Astronomers observe clearest detection of dark energy to date
Washington, August 6 : Astronomers at the University of Hawaii have observed what may be the clearest detection of dark energy to date, by looking at microwaves left over from the beginning of the universe some 13.7 billion years ago.
According to a report in Discovery News, the scientists grouped the rays depending on whether they had passed through massive clusters of galaxies or bee-lined to Earthly detectors through areas largely lacking galactic real estate.
The premise was that these "background" microwaves would pick up a little energy as they entered the clusters, urged on by the forces of gravity.
But if gravity had a monopoly on the game, the rays would lose that snap as they pressed through the other side, rendering the energy gain a transitory phenomenon.
As to how the microwaves passing through super-sized galaxy clusters got to keep a bit of unearned gain, Istvan Szapudi and colleagues from the University of Hawaii believe it is because dark energy, which sometimes is referred to as anti-gravity or vacuum energy, had spread out the galaxy clusters, as it is doing to all space. y the time the microwaves exited, there was proportionally a bit less mass to deal with, leaving the rays with a slight energy advantage.
"It's kind of like if you have a car on a hill. You pick up energy as you're going down, but you give it all back up again when you go up," explained Gary Hinshaw of NASA's Goddard Space Flight Center in Greenbelt, Maryland.
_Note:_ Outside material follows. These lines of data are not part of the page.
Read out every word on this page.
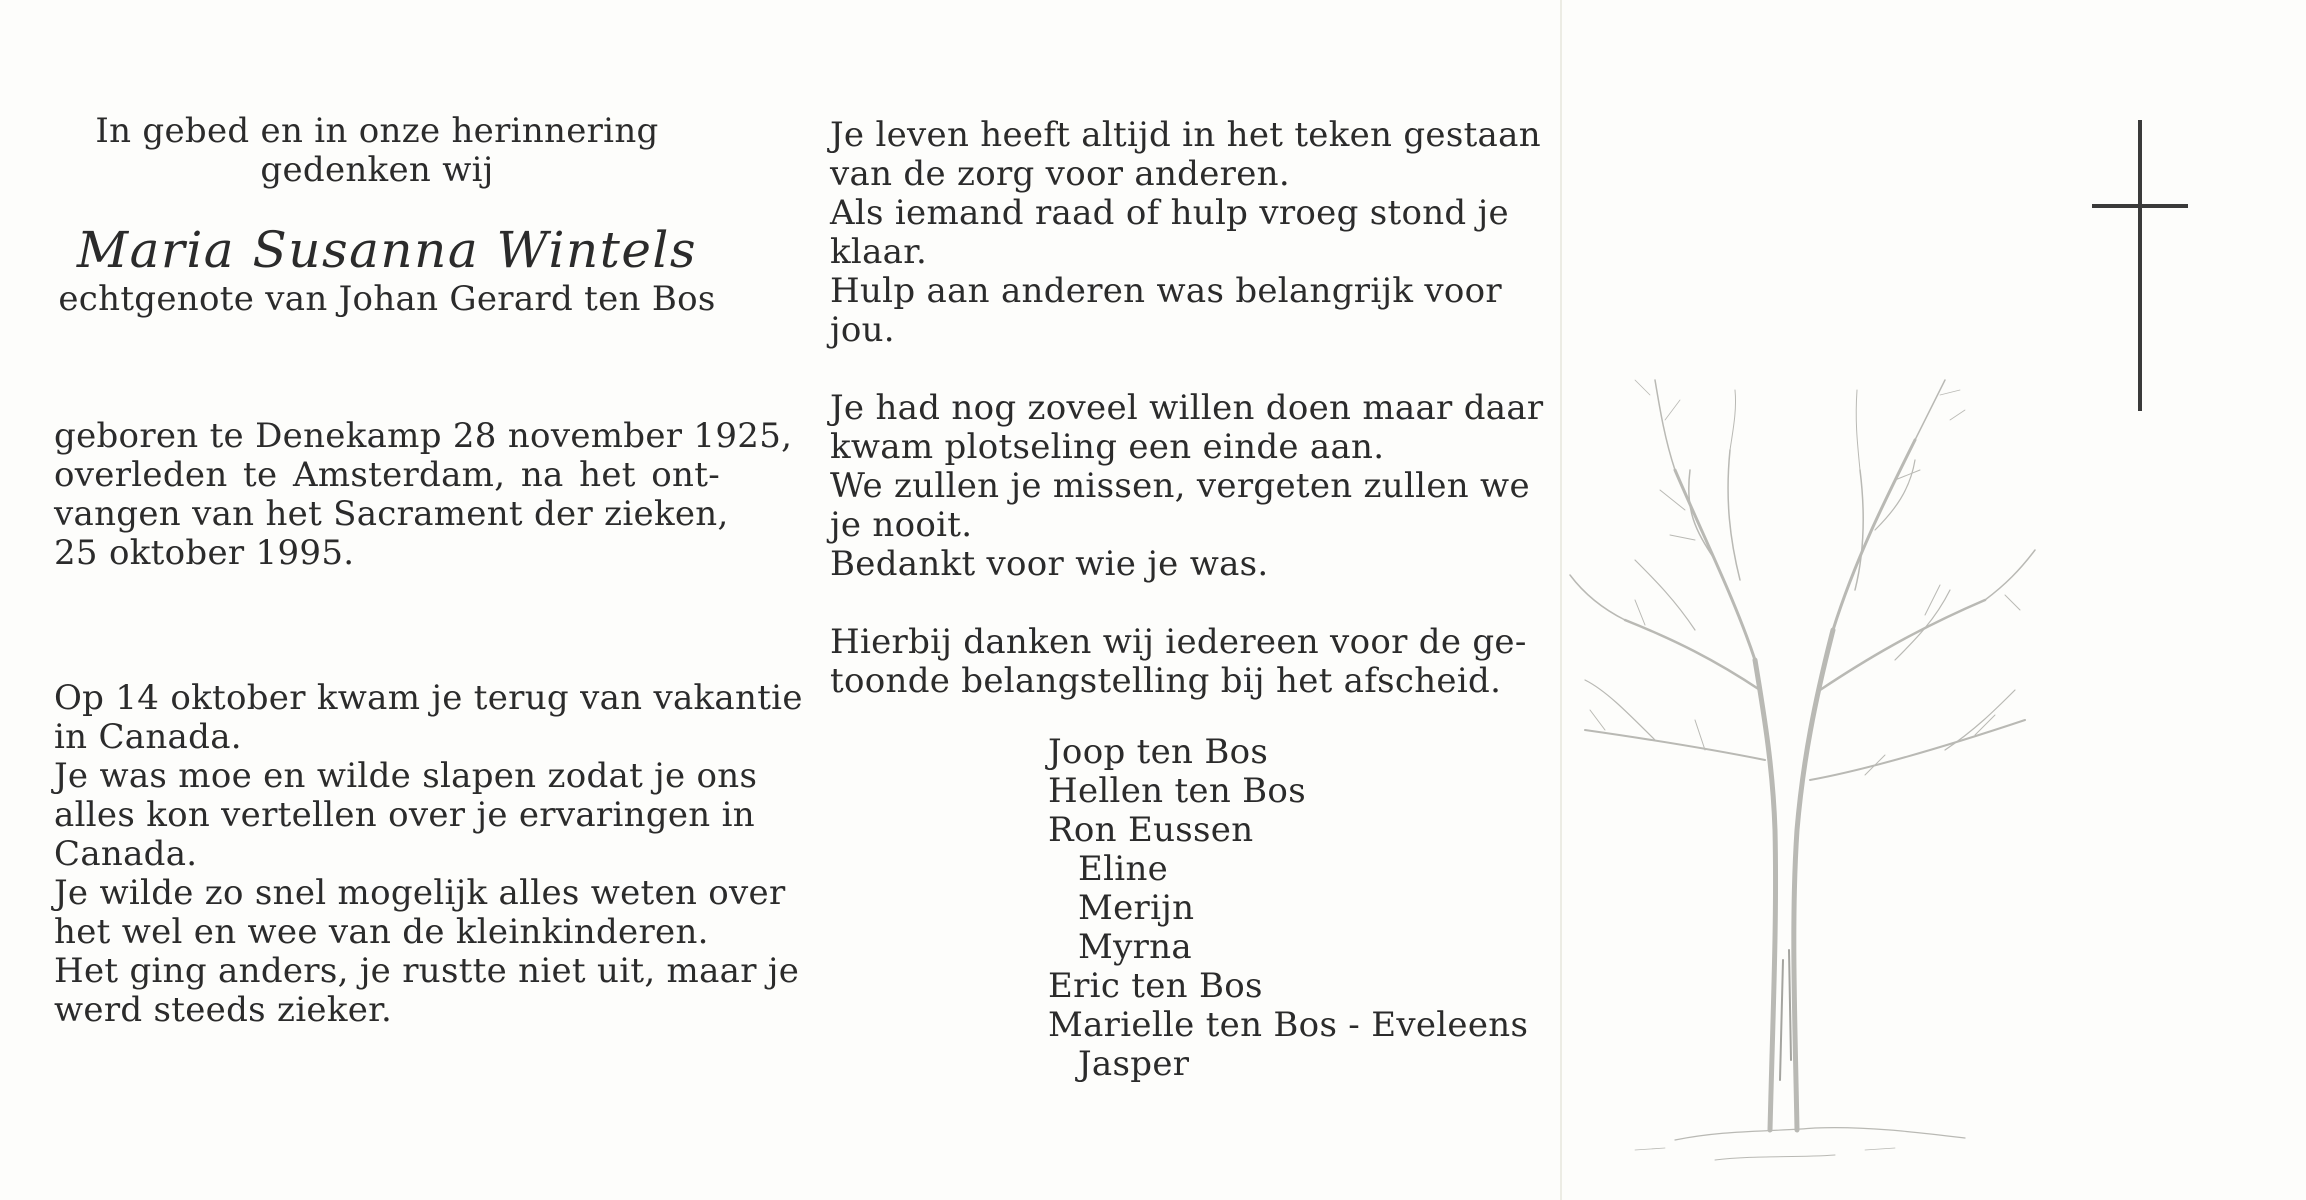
In gebed en in onze herinnering
gedenken wij
Maria Susanna Wintels
echtgenote van Johan Gerard ten Bos
geboren te Denekamp 28 november 1925,
overleden te Amsterdam, na het ont-
vangen van het Sacrament der zieken,
25 oktober 1995.
Op 14 oktober kwam je terug van vakantie
in Canada.
Je was moe en wilde slapen zodat je ons
alles kon vertellen over je ervaringen in
Canada.
Je wilde zo snel mogelijk alles weten over
het wel en wee van de kleinkinderen.
Het ging anders, je rustte niet uit, maar je
werd steeds zieker.
Je leven heeft altijd in het teken gestaan
van de zorg voor anderen.
Als iemand raad of hulp vroeg stond je
klaar.
Hulp aan anderen was belangrijk voor
jou.
Je had nog zoveel willen doen maar daar
kwam plotseling een einde aan.
We zullen je missen, vergeten zullen we
je nooit.
Bedankt voor wie je was.
Hierbij danken wij iedereen voor de ge-
toonde belangstelling bij het afscheid.
Joop ten Bos
Hellen ten Bos
Ron Eussen
Eline
Merijn
Myrna
Eric ten Bos
Marielle ten Bos - Eveleens
Jasper
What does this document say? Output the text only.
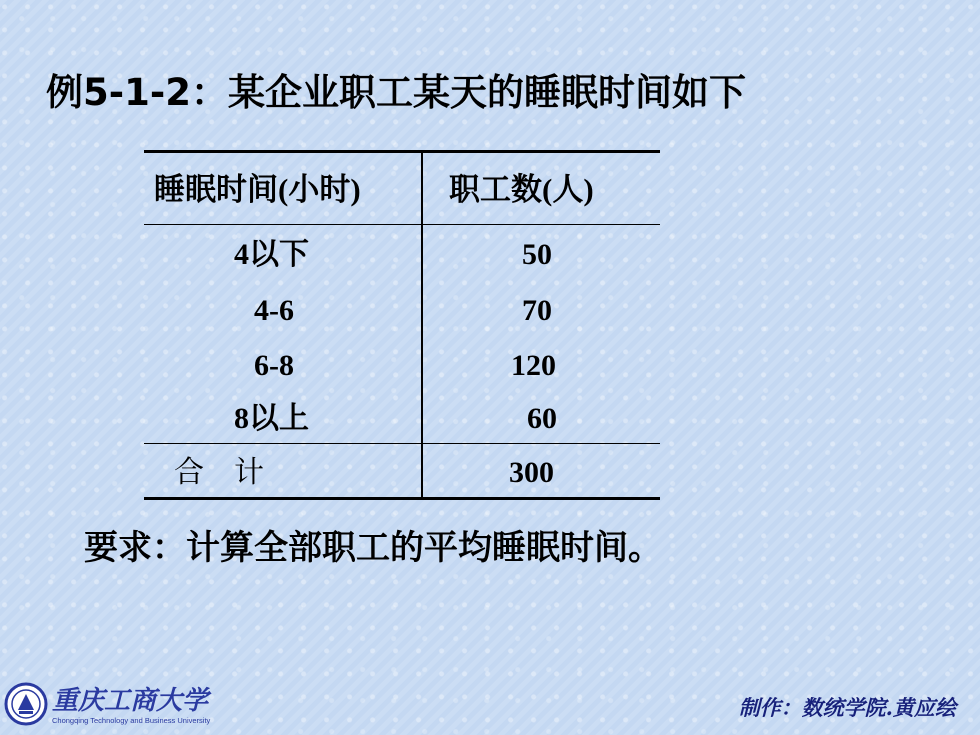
例5-1-2：某企业职工某天的睡眠时间如下
睡眠时间(小时)	职工数(人)
4以下	50
4-6	70
6-8	120
8以上	60
合　计	300
要求：计算全部职工的平均睡眠时间。
重庆工商大学
Chongqing Technology and Business University
制作：数统学院.黄应绘
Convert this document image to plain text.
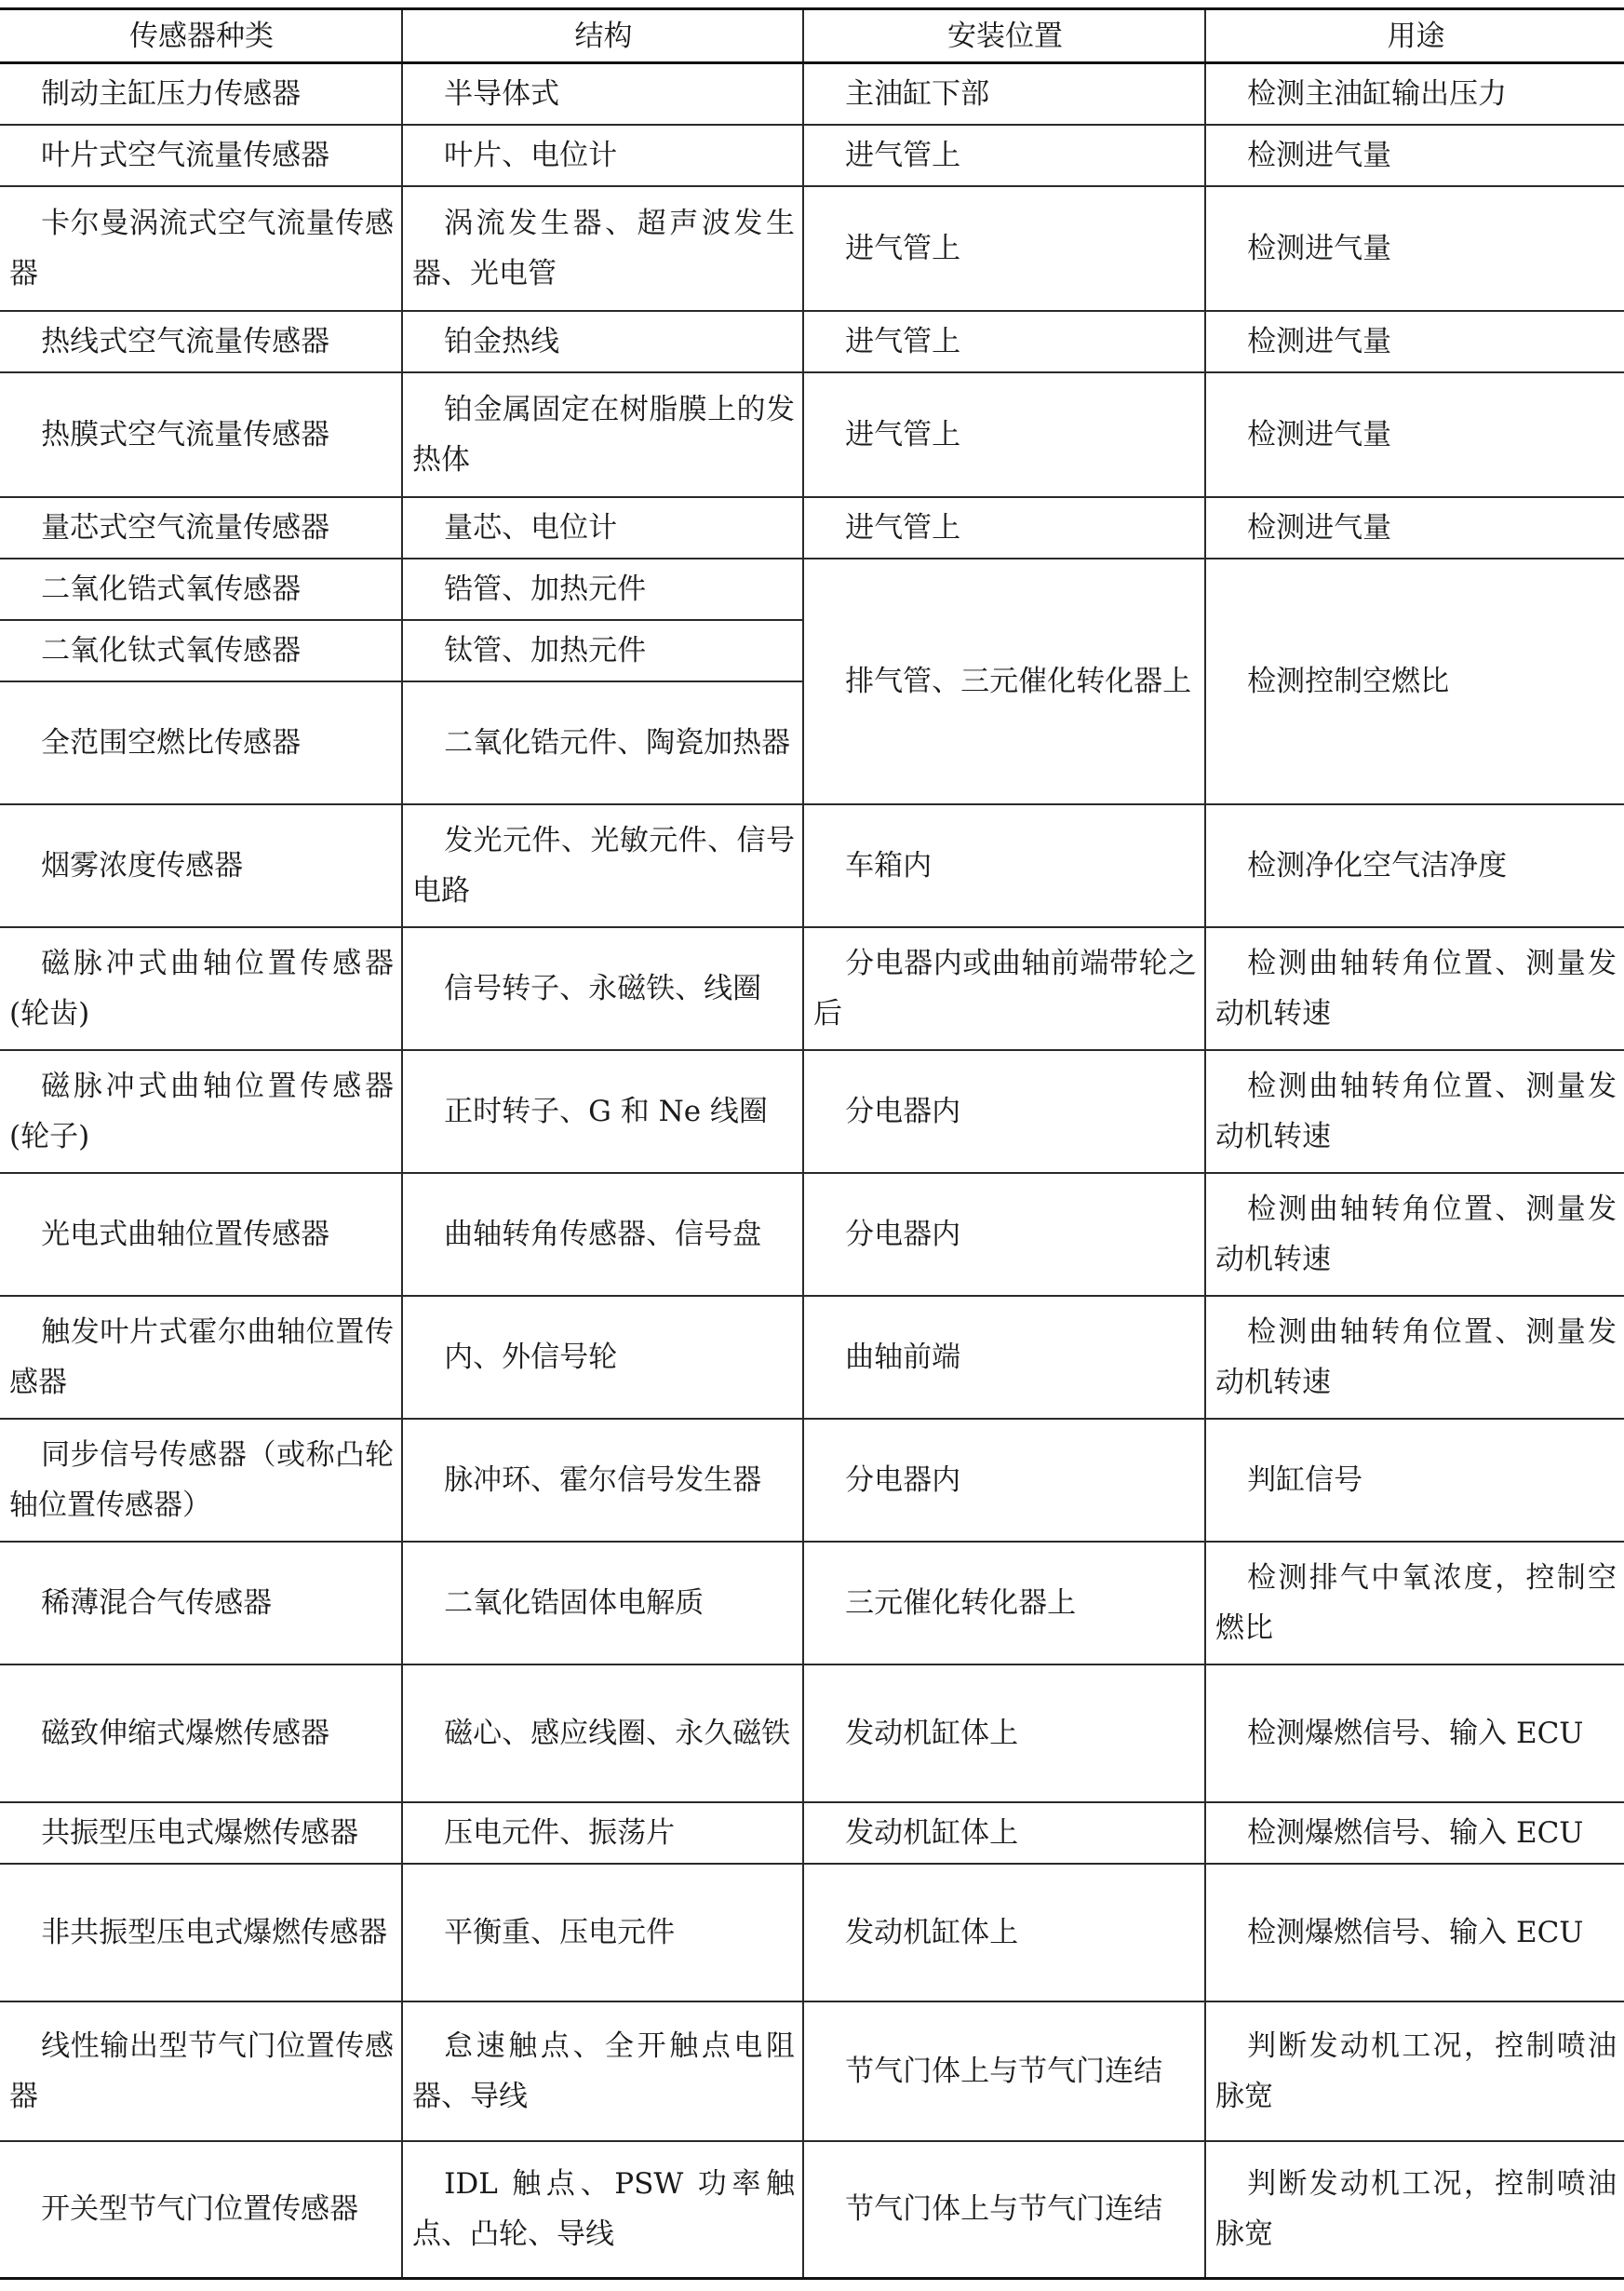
传感器种类	结构	安装位置	用途
制动主缸压力传感器	半导体式	主油缸下部	检测主油缸输出压力
叶片式空气流量传感器	叶片、电位计	进气管上	检测进气量
卡尔曼涡流式空气流量传感器	涡流发生器、超声波发生器、光电管	进气管上	检测进气量
热线式空气流量传感器	铂金热线	进气管上	检测进气量
热膜式空气流量传感器	铂金属固定在树脂膜上的发热体	进气管上	检测进气量
量芯式空气流量传感器	量芯、电位计	进气管上	检测进气量
二氧化锆式氧传感器	锆管、加热元件	排气管、三元催化转化器上	检测控制空燃比
二氧化钛式氧传感器	钛管、加热元件		
全范围空燃比传感器	二氧化锆元件、陶瓷加热器		
烟雾浓度传感器	发光元件、光敏元件、信号电路	车箱内	检测净化空气洁净度
磁脉冲式曲轴位置传感器(轮齿)	信号转子、永磁铁、线圈	分电器内或曲轴前端带轮之后	检测曲轴转角位置、测量发动机转速
磁脉冲式曲轴位置传感器(轮子)	正时转子、G 和 Ne 线圈	分电器内	检测曲轴转角位置、测量发动机转速
光电式曲轴位置传感器	曲轴转角传感器、信号盘	分电器内	检测曲轴转角位置、测量发动机转速
触发叶片式霍尔曲轴位置传感器	内、外信号轮	曲轴前端	检测曲轴转角位置、测量发动机转速
同步信号传感器（或称凸轮轴位置传感器）	脉冲环、霍尔信号发生器	分电器内	判缸信号
稀薄混合气传感器	二氧化锆固体电解质	三元催化转化器上	检测排气中氧浓度，控制空燃比
磁致伸缩式爆燃传感器	磁心、感应线圈、永久磁铁	发动机缸体上	检测爆燃信号、输入 ECU
共振型压电式爆燃传感器	压电元件、振荡片	发动机缸体上	检测爆燃信号、输入 ECU
非共振型压电式爆燃传感器	平衡重、压电元件	发动机缸体上	检测爆燃信号、输入 ECU
线性输出型节气门位置传感器	怠速触点、全开触点电阻器、导线	节气门体上与节气门连结	判断发动机工况，控制喷油脉宽
开关型节气门位置传感器	IDL 触点、PSW 功率触点、凸轮、导线	节气门体上与节气门连结	判断发动机工况，控制喷油脉宽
"What is happening here is that the acceleration of the universe is forcing the gravity wells to be less strong. So over the time it takes for energy to cross the cluster, the strength of the cluster has diminished," he added.
The measurements are difficult to make because tiny variations in the Big Bang remnant waves are larger than the observable effects of intervening galaxy clusters and voids.
But, by grouping together data from background radiation maps of the 50 largest galaxy clusters and the 50 largest voids, researchers were able to come up with a finding they say has only a one in 200,000 chance of being a statistical fluke.
The data was taken from Sloan Digital Sky Survey, which has mapped the distribution of galaxies in about 25 percent of the sky.